Apesar de as consultas terem aumentado, notam que o acompanhamento dos doentes crónicos nos cuidados primários em 2021 também ainda não tinha retomado os níveis pré-pandemia, revelando dados cedidos pela Administração do Sistema de Saúde que ainda não eram públicos. Apenas 53,7% dos diabéticos tinham parâmetros controlados em 2021, ou seja, -7,8 pontos percentuais (p.p.) que em 2019, lê-se no documento. Na hipertensão, 44,1% tinham parâmetros controlados (-9,3 p.p.) e, nas doenças respiratórias, 39,3% dos utentes com doença pulmonar obstrutiva crónica (DPOC) tinham registo de exame de controlo realizado (-10,1 p.p. que em 2019).
Nos hospitais, aumentou também a atividade, mas as consultas hospitalares programadas ainda ficaram aquém de 2019. Já o acesso à atividade cirúrgica retomou, em 2021, valores idênticos ao período pré-pandemia, embora se note que o acréscimo no global não foi suficiente para compensar o que foi feito a menos em 2020.
Destaque ainda para a Rede Nacional de Cuidados Continuados Integrados: atingiu as 10 132 camas de internamento em 2021 (+950 que em 2019 e +395 que em 2020). “Persistem ainda importantes assimetrias na oferta da RNCCI em Portugal, com a região de Lisboa e Vale do Tejo a apresentar o maior grau de falta de resposta”, concluem. Ainda assim, também aqui a resposta aumentou em 2021: foram admitidos e assistidos 48,7 mil utentes (-1,7 mil que em 2019, mas +2,8 mil que em 2020) e encontravam-se 1,3 mil utentes em lista de espera (-364 que em 2019, mas +46 que em 2020).
São três os principais riscos assistenciais elencados: por um lado, a demora na retoma da atividade assistencial nos cuidados primários devido à covid-19 e ao aumento de utentes sem médico de família (mais de 1,1 milhões no final de 2021 – atualmente, dados de maio que o i consultou, são já mais de 1,3 milhões). Por outro lado, “a procura crescente nos serviços de urgência” obriga a redirecionar recursos da atividade programada e, por vezes, a adiar cirurgias. O que já se notava em 2021 e este ano mais ainda.
Por fim, a necessidade de recuperar integralmente a resposta às necessidades da população “aumenta a pressão financeira sobre o sistema de saúde”, referem, admitindo que a intensificação de exames de diagnóstico e reativação plena dos processos terapêuticos (no pós covid) vai causar uma pressão acrescida. O que se não for acautelado “em tempo útil” terá como consequências o aumento das necessidades de saúde ocultas, das listas de espera ou o agravamento dos pagamentos diretos das famílias no privado, que já ascendiam a 30,5% da despesa em saúde em 2019.

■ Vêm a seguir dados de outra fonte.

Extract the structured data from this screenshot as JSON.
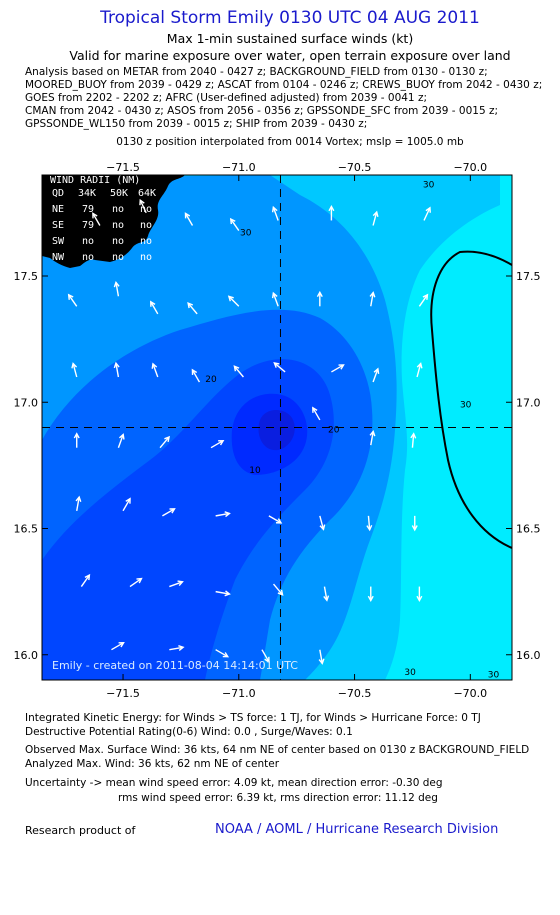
{
  "header": {
    "title": "Tropical Storm Emily 0130 UTC 04 AUG 2011",
    "subtitle": "Max 1-min sustained surface winds (kt)",
    "valid": "Valid for marine exposure over water, open terrain exposure over land",
    "analysis_lines": [
      "Analysis based on METAR from 2040 - 0427 z; BACKGROUND_FIELD from 0130 - 0130 z;",
      "MOORED_BUOY from 2039 - 0429 z; ASCAT from 0104 - 0246 z; CREWS_BUOY from 2042 - 0430 z;",
      "GOES from 2202 - 2202 z; AFRC (User-defined adjusted) from 2039 - 0041 z;",
      "CMAN from 2042 - 0430 z; ASOS from 2056 - 0356 z; GPSSONDE_SFC from 2039 - 0015 z;",
      "GPSSONDE_WL150 from 2039 - 0015 z; SHIP from 2039 - 0430 z;"
    ],
    "position_line": "0130 z position interpolated from 0014 Vortex; mslp = 1005.0 mb"
  },
  "chart_data": {
    "type": "contour",
    "x_ticks": [
      -71.5,
      -71.0,
      -70.5,
      -70.0
    ],
    "x_tick_labels": [
      "−71.5",
      "−71.0",
      "−70.5",
      "−70.0"
    ],
    "y_ticks": [
      17.5,
      17.0,
      16.5,
      16.0
    ],
    "y_tick_labels": [
      "17.5",
      "17.0",
      "16.5",
      "16.0"
    ],
    "xlim": [
      -71.85,
      -69.82
    ],
    "ylim": [
      15.9,
      17.9
    ],
    "center": {
      "lon": -70.82,
      "lat": 16.9
    },
    "contour_labels": [
      {
        "text": "30",
        "lon": -70.18,
        "lat": 17.85
      },
      {
        "text": "30",
        "lon": -70.97,
        "lat": 17.66
      },
      {
        "text": "20",
        "lon": -71.12,
        "lat": 17.08
      },
      {
        "text": "20",
        "lon": -70.59,
        "lat": 16.88
      },
      {
        "text": "10",
        "lon": -70.93,
        "lat": 16.72
      },
      {
        "text": "30",
        "lon": -70.02,
        "lat": 16.98
      },
      {
        "text": "30",
        "lon": -70.26,
        "lat": 15.92
      },
      {
        "text": "30",
        "lon": -69.9,
        "lat": 15.91
      }
    ],
    "wind_radii": {
      "title": "WIND RADII (NM)",
      "header": [
        "QD",
        "34K",
        "50K",
        "64K"
      ],
      "rows": [
        [
          "NE",
          "79",
          "no",
          "no"
        ],
        [
          "SE",
          "79",
          "no",
          "no"
        ],
        [
          "SW",
          "no",
          "no",
          "no"
        ],
        [
          "NW",
          "no",
          "no",
          "no"
        ]
      ]
    },
    "credit": "Emily - created on 2011-08-04 14:14:01 UTC",
    "colors": {
      "cyan_light": "#00ecff",
      "cyan": "#00c8ff",
      "blue1": "#0096ff",
      "blue2": "#0064ff",
      "blue3": "#0046ff",
      "blue4": "#002aff",
      "land": "#000000"
    },
    "wind_vectors": [
      {
        "lon": -71.6,
        "lat": 17.7,
        "angle": -30
      },
      {
        "lon": -71.4,
        "lat": 17.75,
        "angle": -25
      },
      {
        "lon": -71.2,
        "lat": 17.7,
        "angle": -30
      },
      {
        "lon": -71.0,
        "lat": 17.68,
        "angle": -35
      },
      {
        "lon": -70.83,
        "lat": 17.72,
        "angle": -20
      },
      {
        "lon": -70.6,
        "lat": 17.72,
        "angle": 0
      },
      {
        "lon": -70.42,
        "lat": 17.7,
        "angle": 15
      },
      {
        "lon": -70.2,
        "lat": 17.72,
        "angle": 25
      },
      {
        "lon": -71.7,
        "lat": 17.38,
        "angle": -35
      },
      {
        "lon": -71.52,
        "lat": 17.42,
        "angle": -10
      },
      {
        "lon": -71.35,
        "lat": 17.35,
        "angle": -30
      },
      {
        "lon": -71.18,
        "lat": 17.35,
        "angle": -40
      },
      {
        "lon": -71.0,
        "lat": 17.38,
        "angle": -45
      },
      {
        "lon": -70.83,
        "lat": 17.38,
        "angle": -20
      },
      {
        "lon": -70.65,
        "lat": 17.38,
        "angle": 0
      },
      {
        "lon": -70.43,
        "lat": 17.38,
        "angle": 10
      },
      {
        "lon": -70.22,
        "lat": 17.38,
        "angle": 35
      },
      {
        "lon": -71.7,
        "lat": 17.1,
        "angle": -15
      },
      {
        "lon": -71.52,
        "lat": 17.1,
        "angle": -10
      },
      {
        "lon": -71.35,
        "lat": 17.1,
        "angle": -20
      },
      {
        "lon": -71.17,
        "lat": 17.08,
        "angle": -30
      },
      {
        "lon": -70.98,
        "lat": 17.1,
        "angle": -40
      },
      {
        "lon": -70.8,
        "lat": 17.12,
        "angle": -50
      },
      {
        "lon": -70.6,
        "lat": 17.12,
        "angle": 60
      },
      {
        "lon": -70.42,
        "lat": 17.08,
        "angle": 20
      },
      {
        "lon": -70.23,
        "lat": 17.1,
        "angle": 15
      },
      {
        "lon": -71.7,
        "lat": 16.82,
        "angle": 0
      },
      {
        "lon": -71.52,
        "lat": 16.82,
        "angle": 20
      },
      {
        "lon": -71.34,
        "lat": 16.82,
        "angle": 40
      },
      {
        "lon": -71.12,
        "lat": 16.82,
        "angle": 60
      },
      {
        "lon": -70.65,
        "lat": 16.93,
        "angle": -30
      },
      {
        "lon": -70.43,
        "lat": 16.83,
        "angle": 10
      },
      {
        "lon": -70.25,
        "lat": 16.82,
        "angle": 5
      },
      {
        "lon": -71.7,
        "lat": 16.57,
        "angle": 10
      },
      {
        "lon": -71.5,
        "lat": 16.57,
        "angle": 30
      },
      {
        "lon": -71.33,
        "lat": 16.55,
        "angle": 60
      },
      {
        "lon": -71.1,
        "lat": 16.55,
        "angle": 80
      },
      {
        "lon": -70.87,
        "lat": 16.55,
        "angle": 120
      },
      {
        "lon": -70.65,
        "lat": 16.55,
        "angle": 165
      },
      {
        "lon": -70.44,
        "lat": 16.55,
        "angle": 175
      },
      {
        "lon": -70.24,
        "lat": 16.55,
        "angle": 180
      },
      {
        "lon": -71.68,
        "lat": 16.27,
        "angle": 35
      },
      {
        "lon": -71.47,
        "lat": 16.27,
        "angle": 55
      },
      {
        "lon": -71.3,
        "lat": 16.27,
        "angle": 70
      },
      {
        "lon": -71.1,
        "lat": 16.25,
        "angle": 100
      },
      {
        "lon": -70.85,
        "lat": 16.28,
        "angle": 140
      },
      {
        "lon": -70.63,
        "lat": 16.27,
        "angle": 170
      },
      {
        "lon": -70.43,
        "lat": 16.27,
        "angle": 180
      },
      {
        "lon": -70.22,
        "lat": 16.27,
        "angle": 180
      },
      {
        "lon": -71.55,
        "lat": 16.02,
        "angle": 60
      },
      {
        "lon": -71.3,
        "lat": 16.02,
        "angle": 80
      },
      {
        "lon": -71.1,
        "lat": 16.02,
        "angle": 120
      },
      {
        "lon": -70.9,
        "lat": 16.02,
        "angle": 150
      },
      {
        "lon": -70.65,
        "lat": 16.02,
        "angle": 170
      }
    ]
  },
  "footer": {
    "ike": "Integrated Kinetic Energy:  for Winds > TS force: 1 TJ,  for Winds > Hurricane Force: 0 TJ",
    "drp": "Destructive Potential Rating(0-6)   Wind: 0.0 , Surge/Waves: 0.1",
    "observed": "Observed Max. Surface Wind: 36 kts, 64 nm NE of center based on 0130 z BACKGROUND_FIELD",
    "analyzed": "Analyzed Max. Wind: 36 kts, 62 nm NE of center",
    "uncertainty1": "Uncertainty -> mean wind speed error: 4.09 kt,   mean direction error:  -0.30 deg",
    "uncertainty2": "rms wind speed error: 6.39 kt,   rms direction error: 11.12 deg",
    "research": "Research product of",
    "org": "NOAA / AOML / Hurricane Research Division"
  }
}
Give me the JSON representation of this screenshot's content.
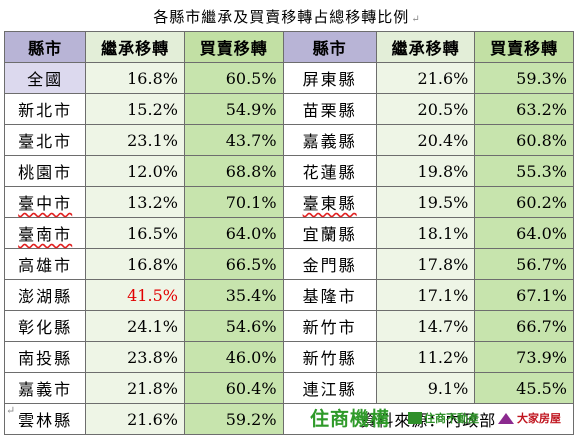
{
  "title": "各縣市繼承及買賣移轉占總移轉比例",
  "para_mark": "↵",
  "headers": {
    "county": "縣市",
    "inheritance": "繼承移轉",
    "trade": "買賣移轉"
  },
  "left": [
    {
      "name": "全國",
      "inh": "16.8%",
      "buy": "60.5%"
    },
    {
      "name": "新北市",
      "inh": "15.2%",
      "buy": "54.9%"
    },
    {
      "name": "臺北市",
      "inh": "23.1%",
      "buy": "43.7%"
    },
    {
      "name": "桃園市",
      "inh": "12.0%",
      "buy": "68.8%"
    },
    {
      "name": "臺中市",
      "inh": "13.2%",
      "buy": "70.1%"
    },
    {
      "name": "臺南市",
      "inh": "16.5%",
      "buy": "64.0%"
    },
    {
      "name": "高雄市",
      "inh": "16.8%",
      "buy": "66.5%"
    },
    {
      "name": "澎湖縣",
      "inh": "41.5%",
      "buy": "35.4%"
    },
    {
      "name": "彰化縣",
      "inh": "24.1%",
      "buy": "54.6%"
    },
    {
      "name": "南投縣",
      "inh": "23.8%",
      "buy": "46.0%"
    },
    {
      "name": "嘉義市",
      "inh": "21.8%",
      "buy": "60.4%"
    },
    {
      "name": "雲林縣",
      "inh": "21.6%",
      "buy": "59.2%"
    }
  ],
  "right": [
    {
      "name": "屏東縣",
      "inh": "21.6%",
      "buy": "59.3%"
    },
    {
      "name": "苗栗縣",
      "inh": "20.5%",
      "buy": "63.2%"
    },
    {
      "name": "嘉義縣",
      "inh": "20.4%",
      "buy": "60.8%"
    },
    {
      "name": "花蓮縣",
      "inh": "19.8%",
      "buy": "55.3%"
    },
    {
      "name": "臺東縣",
      "inh": "19.5%",
      "buy": "60.2%"
    },
    {
      "name": "宜蘭縣",
      "inh": "18.1%",
      "buy": "64.0%"
    },
    {
      "name": "金門縣",
      "inh": "17.8%",
      "buy": "56.7%"
    },
    {
      "name": "基隆市",
      "inh": "17.1%",
      "buy": "67.1%"
    },
    {
      "name": "新竹市",
      "inh": "14.7%",
      "buy": "66.7%"
    },
    {
      "name": "新竹縣",
      "inh": "11.2%",
      "buy": "73.9%"
    },
    {
      "name": "連江縣",
      "inh": "9.1%",
      "buy": "45.5%"
    }
  ],
  "source": "資料來源：內政部",
  "logos": {
    "brand1": "住商機構",
    "brand2": "住商不動產",
    "brand3": "大家房屋"
  },
  "colors": {
    "highlight_red": "#e10000",
    "brand_green": "#2f9a2a",
    "brand_red": "#c0141e"
  }
}
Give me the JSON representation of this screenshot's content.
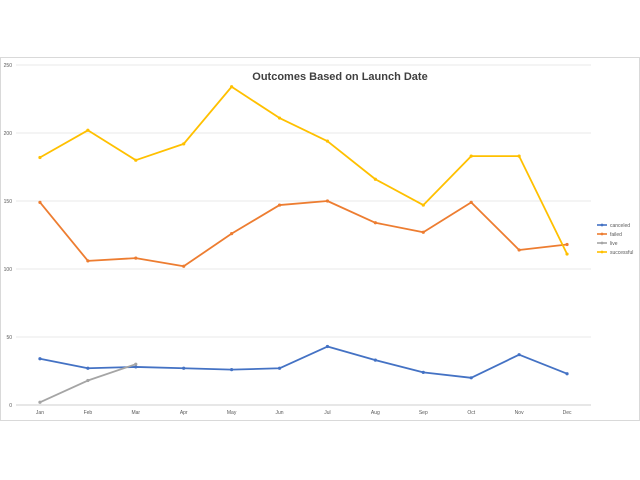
{
  "chart_data": {
    "type": "line",
    "title": "Outcomes Based on Launch Date",
    "xlabel": "",
    "ylabel": "",
    "categories": [
      "Jan",
      "Feb",
      "Mar",
      "Apr",
      "May",
      "Jun",
      "Jul",
      "Aug",
      "Sep",
      "Oct",
      "Nov",
      "Dec"
    ],
    "yticks": [
      0,
      50,
      100,
      150,
      200,
      250
    ],
    "ylim": [
      0,
      250
    ],
    "grid": "horizontal",
    "legend_position": "right",
    "series": [
      {
        "name": "canceled",
        "color": "#4472c4",
        "values": [
          34,
          27,
          28,
          27,
          26,
          27,
          43,
          33,
          24,
          20,
          37,
          23
        ]
      },
      {
        "name": "failed",
        "color": "#ed7d31",
        "values": [
          149,
          106,
          108,
          102,
          126,
          147,
          150,
          134,
          127,
          149,
          114,
          118
        ]
      },
      {
        "name": "live",
        "color": "#a5a5a5",
        "values": [
          2,
          18,
          30,
          null,
          null,
          null,
          null,
          null,
          null,
          null,
          null,
          null
        ]
      },
      {
        "name": "successful",
        "color": "#ffc000",
        "values": [
          182,
          202,
          180,
          192,
          234,
          211,
          194,
          166,
          147,
          183,
          183,
          111
        ]
      }
    ]
  }
}
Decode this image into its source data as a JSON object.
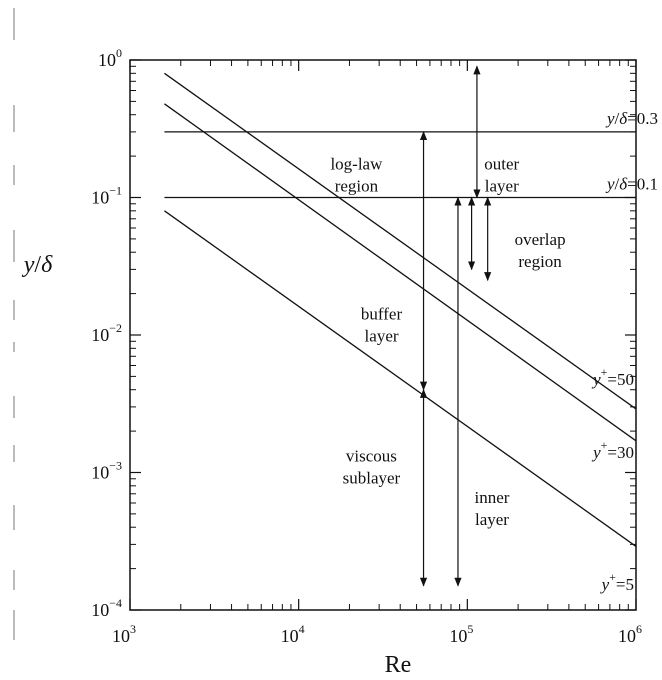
{
  "chart_data": {
    "type": "line",
    "x_scale": "log",
    "y_scale": "log",
    "xlabel_main": "Re",
    "ylabel_main": "y",
    "ylabel_sep": "/",
    "ylabel_sym": "δ",
    "xlim": [
      1000,
      1000000
    ],
    "ylim": [
      0.0001,
      1
    ],
    "x_ticks": [
      {
        "base": "10",
        "exp": "3",
        "value": 1000
      },
      {
        "base": "10",
        "exp": "4",
        "value": 10000
      },
      {
        "base": "10",
        "exp": "5",
        "value": 100000
      },
      {
        "base": "10",
        "exp": "6",
        "value": 1000000
      }
    ],
    "y_ticks": [
      {
        "base": "10",
        "exp": "0",
        "value": 1
      },
      {
        "base": "10",
        "exp": "−1",
        "value": 0.1
      },
      {
        "base": "10",
        "exp": "−2",
        "value": 0.01
      },
      {
        "base": "10",
        "exp": "−3",
        "value": 0.001
      },
      {
        "base": "10",
        "exp": "−4",
        "value": 0.0001
      }
    ],
    "series": [
      {
        "name": "y+=50",
        "label_main": "y",
        "label_sup": "+",
        "label_rest": "=50",
        "x": [
          1600,
          1000000
        ],
        "y": [
          0.8,
          0.0029
        ]
      },
      {
        "name": "y+=30",
        "label_main": "y",
        "label_sup": "+",
        "label_rest": "=30",
        "x": [
          1600,
          1000000
        ],
        "y": [
          0.48,
          0.0017
        ]
      },
      {
        "name": "y+=5",
        "label_main": "y",
        "label_sup": "+",
        "label_rest": "=5",
        "x": [
          1600,
          1000000
        ],
        "y": [
          0.08,
          0.00029
        ]
      }
    ],
    "hlines": [
      {
        "y": 0.3,
        "label_main": "y",
        "label_sep": "/",
        "label_sym": "δ",
        "label_rest": "=0.3"
      },
      {
        "y": 0.1,
        "label_main": "y",
        "label_sep": "/",
        "label_sym": "δ",
        "label_rest": "=0.1"
      }
    ],
    "ranges": [
      {
        "x": 55000,
        "y_from": 0.3,
        "y_to": 0.004
      },
      {
        "x": 55000,
        "y_from": 0.004,
        "y_to": 0.00015
      },
      {
        "x": 88000,
        "y_from": 0.1,
        "y_to": 0.00015
      },
      {
        "x": 106000,
        "y_from": 0.1,
        "y_to": 0.03
      },
      {
        "x": 114000,
        "y_from": 0.9,
        "y_to": 0.1
      },
      {
        "x": 132000,
        "y_from": 0.1,
        "y_to": 0.025
      }
    ],
    "annotations": [
      {
        "lines": [
          "log-law",
          "region"
        ],
        "x": 22000,
        "y": 0.16
      },
      {
        "lines": [
          "outer",
          "layer"
        ],
        "x": 160000,
        "y": 0.16
      },
      {
        "lines": [
          "overlap",
          "region"
        ],
        "x": 270000,
        "y": 0.045
      },
      {
        "lines": [
          "buffer",
          "layer"
        ],
        "x": 31000,
        "y": 0.013
      },
      {
        "lines": [
          "viscous",
          "sublayer"
        ],
        "x": 27000,
        "y": 0.0012
      },
      {
        "lines": [
          "inner",
          "layer"
        ],
        "x": 140000,
        "y": 0.0006
      }
    ],
    "grid": false
  }
}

No campo orçamental, os principais riscos são a receita do SNS estar cada vez mais dependente de verbas do OE (96% em 2021), o que coloca “importantes desafios de sustentabilidade, num quadro em que o ritmo de crescimento da despesa pública em saúde tem sido superior ao da economia e em que as necessidades em saúde da população são crescentes”. O aumento da despesa, nomeadamente com pessoal e medicamentos hospitalares, que em 2021 passaram pela primeira vez o peso dos medicamentos comparticipados nas farmácias, são outras nuvens no horizonte. O PRR parece ser o balão de oxigénio, mas insistem que deverão ser usadas a “totalidade das verbas do PRR” para modernizar o SNS e reformar a organização, a gestão e o seu funcionamento.